SA firms failing to grasp social media – report
The social media phenomenon has fundamentally changed the ways in which people communicate and businesses are not taking full advantage of its potential, according to new research conducted by management consulting, technology services and outsourcing company, Accenture.
According to findings from the Accenture Technology Vision 2012, Facebook, LinkedIn, Twitter, and other forms of social media are powerful catalysts that are changing the ways customers, employees, and partners use technology to interact with the world around them.
“Most organisations have yet to catch up to that reality, and almost none take full advantage of it. They must,” the group stressed.
Accenture noted that In the US, Facebook is largely supplanting e-mail and text as the primary tool for communicating with friends.
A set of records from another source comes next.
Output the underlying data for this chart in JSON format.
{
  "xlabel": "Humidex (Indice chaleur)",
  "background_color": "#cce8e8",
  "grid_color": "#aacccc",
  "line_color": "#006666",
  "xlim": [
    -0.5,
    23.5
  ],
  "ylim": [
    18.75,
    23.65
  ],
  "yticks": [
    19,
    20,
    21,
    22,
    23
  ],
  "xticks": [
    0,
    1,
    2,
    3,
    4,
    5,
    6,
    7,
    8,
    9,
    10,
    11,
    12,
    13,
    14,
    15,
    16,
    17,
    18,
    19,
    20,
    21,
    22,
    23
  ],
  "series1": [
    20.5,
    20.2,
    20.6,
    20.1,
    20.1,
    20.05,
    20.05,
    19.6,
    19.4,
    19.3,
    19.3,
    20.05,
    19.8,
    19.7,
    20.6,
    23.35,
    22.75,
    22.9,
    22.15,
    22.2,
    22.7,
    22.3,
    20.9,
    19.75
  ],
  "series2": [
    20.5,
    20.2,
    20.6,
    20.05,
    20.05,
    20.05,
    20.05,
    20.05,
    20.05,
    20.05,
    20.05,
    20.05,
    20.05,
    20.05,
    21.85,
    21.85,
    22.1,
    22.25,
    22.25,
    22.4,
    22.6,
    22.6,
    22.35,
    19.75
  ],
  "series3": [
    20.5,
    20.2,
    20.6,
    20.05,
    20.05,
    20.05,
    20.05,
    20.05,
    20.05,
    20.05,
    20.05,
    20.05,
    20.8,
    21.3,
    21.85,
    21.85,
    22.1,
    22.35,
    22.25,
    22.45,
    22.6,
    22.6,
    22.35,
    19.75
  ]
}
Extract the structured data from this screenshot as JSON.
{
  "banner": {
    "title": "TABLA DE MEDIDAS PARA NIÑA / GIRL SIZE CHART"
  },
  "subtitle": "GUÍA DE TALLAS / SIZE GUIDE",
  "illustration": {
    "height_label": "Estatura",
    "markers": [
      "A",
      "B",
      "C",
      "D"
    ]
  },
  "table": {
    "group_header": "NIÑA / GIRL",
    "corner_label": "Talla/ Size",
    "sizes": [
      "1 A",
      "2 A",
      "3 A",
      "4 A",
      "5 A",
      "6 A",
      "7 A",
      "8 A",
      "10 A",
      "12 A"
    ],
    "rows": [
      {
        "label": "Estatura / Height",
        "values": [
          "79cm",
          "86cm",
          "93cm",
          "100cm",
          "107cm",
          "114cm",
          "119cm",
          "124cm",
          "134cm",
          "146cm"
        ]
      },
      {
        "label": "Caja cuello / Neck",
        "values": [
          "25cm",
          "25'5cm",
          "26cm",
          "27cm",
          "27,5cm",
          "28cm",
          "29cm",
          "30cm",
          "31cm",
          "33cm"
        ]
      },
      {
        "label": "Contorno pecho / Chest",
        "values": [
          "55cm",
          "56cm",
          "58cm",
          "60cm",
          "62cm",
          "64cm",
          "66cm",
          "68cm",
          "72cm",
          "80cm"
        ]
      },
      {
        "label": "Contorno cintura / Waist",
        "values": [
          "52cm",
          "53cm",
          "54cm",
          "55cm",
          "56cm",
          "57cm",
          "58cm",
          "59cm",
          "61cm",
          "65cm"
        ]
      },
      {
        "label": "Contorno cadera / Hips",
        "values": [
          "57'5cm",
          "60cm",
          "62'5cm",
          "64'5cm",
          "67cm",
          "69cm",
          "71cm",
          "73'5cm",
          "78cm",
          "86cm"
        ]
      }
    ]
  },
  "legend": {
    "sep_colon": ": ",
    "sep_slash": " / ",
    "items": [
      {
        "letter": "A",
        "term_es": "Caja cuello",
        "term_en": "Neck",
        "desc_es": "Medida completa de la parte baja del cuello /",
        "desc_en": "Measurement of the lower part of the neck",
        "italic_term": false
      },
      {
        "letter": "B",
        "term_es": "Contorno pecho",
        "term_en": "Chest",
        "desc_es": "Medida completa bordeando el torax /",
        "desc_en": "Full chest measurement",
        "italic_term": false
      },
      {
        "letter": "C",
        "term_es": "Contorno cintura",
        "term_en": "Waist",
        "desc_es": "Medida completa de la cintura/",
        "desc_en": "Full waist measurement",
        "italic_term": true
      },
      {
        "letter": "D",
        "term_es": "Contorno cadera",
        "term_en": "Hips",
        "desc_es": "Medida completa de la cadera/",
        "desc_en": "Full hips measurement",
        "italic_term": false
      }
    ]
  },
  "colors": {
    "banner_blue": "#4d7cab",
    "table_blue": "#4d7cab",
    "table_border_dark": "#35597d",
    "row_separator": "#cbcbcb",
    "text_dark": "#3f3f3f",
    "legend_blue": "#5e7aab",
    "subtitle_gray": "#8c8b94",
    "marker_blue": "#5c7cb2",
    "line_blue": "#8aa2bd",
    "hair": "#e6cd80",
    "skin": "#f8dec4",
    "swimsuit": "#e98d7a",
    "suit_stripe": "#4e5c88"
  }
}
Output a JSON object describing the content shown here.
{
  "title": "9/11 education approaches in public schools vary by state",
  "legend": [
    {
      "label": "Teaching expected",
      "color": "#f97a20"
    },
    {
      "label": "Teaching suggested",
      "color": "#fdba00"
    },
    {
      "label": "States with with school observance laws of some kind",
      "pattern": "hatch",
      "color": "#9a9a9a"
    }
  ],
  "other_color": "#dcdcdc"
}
The group filed papers with the U.S. Securities and Exchange Commission this week (Wednesday 01 February), the first step to an initial public offering that could raise as much as $10 billion, valuing Facebook at $100 billion.
“The opportunity is to capture, measure, analyse, and exploit these social interactions in new ways.
It means that social media must be seen as much more than a new ‘bolt on’ channel; it has to be viewed as a catalyst for revisiting everything that touches a company’s customers and, increasingly, other communities of stakeholders,” Accenture urged.
The group predicted that organisations will soon start applying social platforms and social design mechanics to manage interactions across all communication channels to consumers, fostering greater intimacy with their customers, more efficiently, and with better outcomes.
“They will also see value in using enterprise social platforms for connections with and among employees—and even among enterprises,” it said.
Accenture said that social media provided a pathway to convey to the rest of the firm what has been learned by listening to consumers. “The most immediate implication is that a company’s call centre applications, its Web presence, its customer relationship management
(CRM) applications, its mobile experience, and other consumer channels all need to all be integrated with each other and be “socialenabled,” it said.
The consultancy called for businesses to establish a core IT team to design and pilot cross-functional social media platforms, and put in place the technology to support the business’s need to monetize its social interactions rather than simply communicating via social media.
“If they fail to engage with social, enterprises will essentially be encouraging their organisations’ customers to be lured away by competitors that are increasingly interacting with those customers in the ways that the customers want to communicate,” Accenture warned.